Abstract:
Text-to-image models use user-generated prompts to produce images. Such text-to-image models as DALL-E 2, Imagen, Stable Diffusion, and Midjourney can generate photorealistic or similar to human-drawn images. Apart from imitating human art, large text-to-image models have learned to produce combinations of pixels reminiscent of captions in natural languages. For example, a generated image might contain a figure of an animal and a symbol combination reminding us of human-readable words in a natural language describing the biological name of this species. Although the words occasionally appearing on generated images can be human-readable, they are not rooted in natural language vocabularies and make no sense to non-linguists. At the same time, we find that semiotic and linguistic analysis of the so-called hidden vocabulary of text-to-image models will contribute to the field of explainable AI and prompt engineering.

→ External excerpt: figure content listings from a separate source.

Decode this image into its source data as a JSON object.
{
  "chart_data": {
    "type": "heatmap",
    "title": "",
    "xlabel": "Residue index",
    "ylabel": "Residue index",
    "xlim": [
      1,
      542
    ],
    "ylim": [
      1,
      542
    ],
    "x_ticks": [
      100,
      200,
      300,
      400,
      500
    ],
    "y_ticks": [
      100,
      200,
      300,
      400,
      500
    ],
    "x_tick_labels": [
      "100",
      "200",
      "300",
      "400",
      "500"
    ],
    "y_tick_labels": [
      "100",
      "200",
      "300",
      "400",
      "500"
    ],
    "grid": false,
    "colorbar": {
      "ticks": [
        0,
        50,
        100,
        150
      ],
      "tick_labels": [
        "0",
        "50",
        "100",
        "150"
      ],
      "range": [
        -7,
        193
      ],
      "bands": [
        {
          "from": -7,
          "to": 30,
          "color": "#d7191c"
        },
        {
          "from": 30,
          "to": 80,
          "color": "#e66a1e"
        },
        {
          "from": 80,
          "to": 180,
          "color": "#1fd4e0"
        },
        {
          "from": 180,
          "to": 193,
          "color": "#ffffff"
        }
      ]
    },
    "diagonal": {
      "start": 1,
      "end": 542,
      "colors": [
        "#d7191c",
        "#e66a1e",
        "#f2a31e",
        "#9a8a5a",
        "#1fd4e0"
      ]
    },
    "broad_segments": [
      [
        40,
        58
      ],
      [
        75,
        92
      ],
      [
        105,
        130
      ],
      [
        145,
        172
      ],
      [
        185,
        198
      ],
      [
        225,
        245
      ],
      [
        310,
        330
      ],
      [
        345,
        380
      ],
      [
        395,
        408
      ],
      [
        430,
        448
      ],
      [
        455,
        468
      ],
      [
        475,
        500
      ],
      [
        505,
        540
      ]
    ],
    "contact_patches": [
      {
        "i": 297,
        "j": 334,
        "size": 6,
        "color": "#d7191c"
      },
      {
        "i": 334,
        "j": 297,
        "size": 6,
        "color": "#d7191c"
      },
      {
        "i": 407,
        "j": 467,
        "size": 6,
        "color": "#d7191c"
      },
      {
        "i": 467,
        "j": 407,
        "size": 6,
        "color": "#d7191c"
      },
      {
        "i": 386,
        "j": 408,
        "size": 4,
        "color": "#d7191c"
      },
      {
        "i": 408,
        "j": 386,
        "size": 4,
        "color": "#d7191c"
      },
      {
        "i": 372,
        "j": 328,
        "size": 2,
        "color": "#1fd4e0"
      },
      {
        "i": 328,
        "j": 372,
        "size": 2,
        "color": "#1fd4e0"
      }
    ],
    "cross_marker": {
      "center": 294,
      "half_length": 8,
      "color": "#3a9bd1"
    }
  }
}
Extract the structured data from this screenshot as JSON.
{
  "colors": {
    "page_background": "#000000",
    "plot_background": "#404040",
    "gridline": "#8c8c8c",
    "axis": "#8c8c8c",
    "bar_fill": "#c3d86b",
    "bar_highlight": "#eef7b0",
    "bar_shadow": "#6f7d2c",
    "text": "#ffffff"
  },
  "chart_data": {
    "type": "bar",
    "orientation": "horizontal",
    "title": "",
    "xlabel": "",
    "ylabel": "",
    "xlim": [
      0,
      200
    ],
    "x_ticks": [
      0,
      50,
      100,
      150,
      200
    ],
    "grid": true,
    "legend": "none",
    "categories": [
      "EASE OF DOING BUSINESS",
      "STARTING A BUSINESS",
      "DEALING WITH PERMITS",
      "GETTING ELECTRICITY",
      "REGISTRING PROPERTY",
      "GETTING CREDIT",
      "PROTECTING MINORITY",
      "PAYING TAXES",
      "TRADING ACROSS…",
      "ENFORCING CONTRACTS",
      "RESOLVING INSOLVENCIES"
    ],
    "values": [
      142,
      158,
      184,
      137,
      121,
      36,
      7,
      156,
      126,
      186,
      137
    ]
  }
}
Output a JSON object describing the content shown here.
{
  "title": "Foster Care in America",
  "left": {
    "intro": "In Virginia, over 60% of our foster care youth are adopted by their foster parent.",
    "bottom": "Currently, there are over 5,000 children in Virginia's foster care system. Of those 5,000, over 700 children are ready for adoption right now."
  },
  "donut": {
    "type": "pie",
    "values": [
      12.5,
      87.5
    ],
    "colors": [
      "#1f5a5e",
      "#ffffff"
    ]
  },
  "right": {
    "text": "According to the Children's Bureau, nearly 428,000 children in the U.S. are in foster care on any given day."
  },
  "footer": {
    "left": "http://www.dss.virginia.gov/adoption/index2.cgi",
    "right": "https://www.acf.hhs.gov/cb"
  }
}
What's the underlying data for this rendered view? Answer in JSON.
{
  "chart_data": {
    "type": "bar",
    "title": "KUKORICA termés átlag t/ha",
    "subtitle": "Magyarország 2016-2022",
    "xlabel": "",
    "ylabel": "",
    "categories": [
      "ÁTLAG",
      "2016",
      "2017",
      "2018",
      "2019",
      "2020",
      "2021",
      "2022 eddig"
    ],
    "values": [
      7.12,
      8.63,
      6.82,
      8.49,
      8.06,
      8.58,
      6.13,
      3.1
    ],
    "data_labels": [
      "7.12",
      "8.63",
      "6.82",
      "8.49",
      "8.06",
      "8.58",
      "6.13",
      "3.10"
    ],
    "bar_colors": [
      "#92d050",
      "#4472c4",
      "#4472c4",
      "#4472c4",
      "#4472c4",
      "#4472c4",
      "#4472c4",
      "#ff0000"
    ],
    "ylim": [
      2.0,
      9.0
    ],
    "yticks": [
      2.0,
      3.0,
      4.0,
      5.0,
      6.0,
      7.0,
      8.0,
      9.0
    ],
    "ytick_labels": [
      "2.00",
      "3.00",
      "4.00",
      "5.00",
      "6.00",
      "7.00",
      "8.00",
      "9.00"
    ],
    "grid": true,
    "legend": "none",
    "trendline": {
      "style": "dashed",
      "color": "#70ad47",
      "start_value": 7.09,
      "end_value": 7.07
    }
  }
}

We can use the results of this analysis to reduce the risks of applying such models in real life problem solving and to detect deepfakes. The proposed study is one of the first attempts at analyzing text-to-image models from the point of view of semiotics and linguistics. Our approach implies prompt engineering, image generation, and comparative analysis. The source code, generated images, and prompts have been made available at https://github.com/vifirsanova/text-to-image-explainable.
Key words and phrases:explainable artificial intelligence, text-to-image synthesis, diffusion models.